Les importations de blé en provenance d’Ukraine ne représentent que 20 % des importations totales de céréales de la Libye. Le pays d’Afrique du Nord consomme 1 million de tonnes de blé par an, et n’en importe que 200 000 tonnes par an d’Ukraine. Le pays pourrait envisager d’autres options si la crise en Ukraine se poursuit. Son gouvernement a proposé de créer un bureau des céréales afin de constituer un stock stratégique de blé dans le pays.
Algérie
L’Algérie s’est abstenue de voter à l’Assemblée générale des Nations Unies sur l’agression russe contre l’Ukraine. Le pays d’Afrique du Nord a voulu équilibrer ses intérêts. Il estime avoir gagné le camp occidental en démontrant sa volonté de fournir à l’Union européenne du gaz supplémentaire via le gazoduc Transmed en pleine crise ukrainienne, mais il ne veut pas non plus perdre le camp russe. L’Algérie est un allié de la Russie en Afrique, et Moscou est le premier fournisseur d’armes et d’équipements militaires à l’Algérie.
L’Algérie représente environ 11 % des importations de gaz de l’Europe. Le GNL algérien peut également être transporté par des navires-citernes.
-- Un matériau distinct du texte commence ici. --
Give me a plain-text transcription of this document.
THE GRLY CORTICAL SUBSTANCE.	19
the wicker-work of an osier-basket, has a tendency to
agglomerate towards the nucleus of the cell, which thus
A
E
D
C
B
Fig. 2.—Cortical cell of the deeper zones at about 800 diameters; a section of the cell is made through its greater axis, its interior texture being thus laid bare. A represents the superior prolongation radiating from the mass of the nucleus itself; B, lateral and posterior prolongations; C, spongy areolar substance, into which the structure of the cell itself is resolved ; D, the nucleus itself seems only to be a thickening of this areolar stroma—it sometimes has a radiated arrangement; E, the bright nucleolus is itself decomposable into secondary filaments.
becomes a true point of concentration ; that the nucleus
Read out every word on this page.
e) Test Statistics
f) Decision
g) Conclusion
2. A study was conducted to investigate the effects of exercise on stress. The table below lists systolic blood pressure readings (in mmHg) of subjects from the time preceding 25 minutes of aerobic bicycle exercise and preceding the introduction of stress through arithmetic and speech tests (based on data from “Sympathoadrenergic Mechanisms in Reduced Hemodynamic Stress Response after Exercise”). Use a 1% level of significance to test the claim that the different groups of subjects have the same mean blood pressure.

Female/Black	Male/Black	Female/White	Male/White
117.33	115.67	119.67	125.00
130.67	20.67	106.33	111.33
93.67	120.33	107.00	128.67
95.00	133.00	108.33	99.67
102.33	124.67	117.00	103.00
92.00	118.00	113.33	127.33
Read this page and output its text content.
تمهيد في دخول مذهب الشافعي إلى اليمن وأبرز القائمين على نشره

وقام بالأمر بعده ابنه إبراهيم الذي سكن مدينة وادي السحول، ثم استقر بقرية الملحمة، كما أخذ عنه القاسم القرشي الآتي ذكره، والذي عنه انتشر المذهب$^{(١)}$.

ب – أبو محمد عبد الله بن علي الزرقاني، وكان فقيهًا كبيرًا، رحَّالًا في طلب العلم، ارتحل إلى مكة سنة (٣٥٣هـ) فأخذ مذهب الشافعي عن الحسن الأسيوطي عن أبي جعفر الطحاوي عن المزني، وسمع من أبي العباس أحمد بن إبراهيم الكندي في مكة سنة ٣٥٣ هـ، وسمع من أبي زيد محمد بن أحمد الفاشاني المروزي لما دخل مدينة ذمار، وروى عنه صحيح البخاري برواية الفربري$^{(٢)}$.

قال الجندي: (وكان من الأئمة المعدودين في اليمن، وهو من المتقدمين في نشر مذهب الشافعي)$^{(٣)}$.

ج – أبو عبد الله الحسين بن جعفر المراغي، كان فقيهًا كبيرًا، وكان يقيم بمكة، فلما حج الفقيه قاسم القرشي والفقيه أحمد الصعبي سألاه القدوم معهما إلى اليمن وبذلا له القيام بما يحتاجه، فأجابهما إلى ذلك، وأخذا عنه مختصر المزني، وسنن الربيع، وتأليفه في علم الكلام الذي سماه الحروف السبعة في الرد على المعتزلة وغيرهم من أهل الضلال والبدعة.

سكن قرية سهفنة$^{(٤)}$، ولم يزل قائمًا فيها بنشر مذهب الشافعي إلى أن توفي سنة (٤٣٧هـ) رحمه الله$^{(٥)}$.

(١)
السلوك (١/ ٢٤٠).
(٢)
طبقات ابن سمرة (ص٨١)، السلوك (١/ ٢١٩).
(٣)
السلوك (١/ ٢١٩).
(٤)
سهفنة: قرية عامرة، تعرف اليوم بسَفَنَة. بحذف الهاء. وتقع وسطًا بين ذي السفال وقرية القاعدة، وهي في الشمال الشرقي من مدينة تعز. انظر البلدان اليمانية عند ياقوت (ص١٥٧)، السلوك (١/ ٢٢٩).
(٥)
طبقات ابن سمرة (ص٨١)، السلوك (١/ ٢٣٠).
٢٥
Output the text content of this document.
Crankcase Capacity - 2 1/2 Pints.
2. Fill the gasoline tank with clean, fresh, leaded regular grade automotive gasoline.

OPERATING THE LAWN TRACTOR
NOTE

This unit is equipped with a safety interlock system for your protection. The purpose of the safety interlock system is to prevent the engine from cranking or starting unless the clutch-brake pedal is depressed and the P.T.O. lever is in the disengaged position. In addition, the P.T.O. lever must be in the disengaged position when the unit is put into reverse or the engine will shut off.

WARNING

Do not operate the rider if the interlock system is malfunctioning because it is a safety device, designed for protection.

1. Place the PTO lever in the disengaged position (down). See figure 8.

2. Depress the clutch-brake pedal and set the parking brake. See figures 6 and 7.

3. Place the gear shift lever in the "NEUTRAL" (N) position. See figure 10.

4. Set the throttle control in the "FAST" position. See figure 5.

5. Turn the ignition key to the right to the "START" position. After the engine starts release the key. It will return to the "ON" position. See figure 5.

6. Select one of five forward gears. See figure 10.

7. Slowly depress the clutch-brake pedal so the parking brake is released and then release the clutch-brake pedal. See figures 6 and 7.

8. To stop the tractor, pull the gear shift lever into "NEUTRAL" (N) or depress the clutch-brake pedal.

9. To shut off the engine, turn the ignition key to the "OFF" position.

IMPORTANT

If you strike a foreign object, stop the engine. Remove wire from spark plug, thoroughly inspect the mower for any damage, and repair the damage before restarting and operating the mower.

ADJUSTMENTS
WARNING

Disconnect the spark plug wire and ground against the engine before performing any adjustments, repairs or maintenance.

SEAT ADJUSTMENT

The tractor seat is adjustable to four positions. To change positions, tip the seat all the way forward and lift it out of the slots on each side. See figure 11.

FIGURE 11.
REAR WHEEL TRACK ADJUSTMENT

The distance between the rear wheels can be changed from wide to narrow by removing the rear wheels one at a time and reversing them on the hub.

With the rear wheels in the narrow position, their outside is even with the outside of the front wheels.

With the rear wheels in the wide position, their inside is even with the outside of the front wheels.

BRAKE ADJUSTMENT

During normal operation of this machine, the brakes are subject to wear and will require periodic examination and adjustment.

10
Les usines de liquéfaction actuelles ne fonctionnent qu’à 50-60% de leur capacité.
Soudan
Le Soudan s’est abstenu de voter sur l’agression de la Russie contre l’Ukraine à l’Assemblée générale des Nations unies. Le Soudan a préféré ne pas perdre face aux Russes, les deux pays ayant signé des accords de coopération, notamment dans le cadre de projets militaires et économiques.
Ces dernières années, la Russie a cherché un retour géopolitique en Afrique via le Soudan, notamment dans le domaine militaire, et par le biais de projets énergétiques. Il y a deux ans, les deux pays ont signé un accord de coopération militaire de sept ans. Moscou est également un fournisseur d’armes pour les forces de sécurité soudanaises, qui ont récemment affronté un certain nombre de forces libérales.
La Russie a également montré son soutien au Soudan lorsque Khartoum était encore sous le coup de sanctions américaines en raison du terrorisme soutenu par l’État.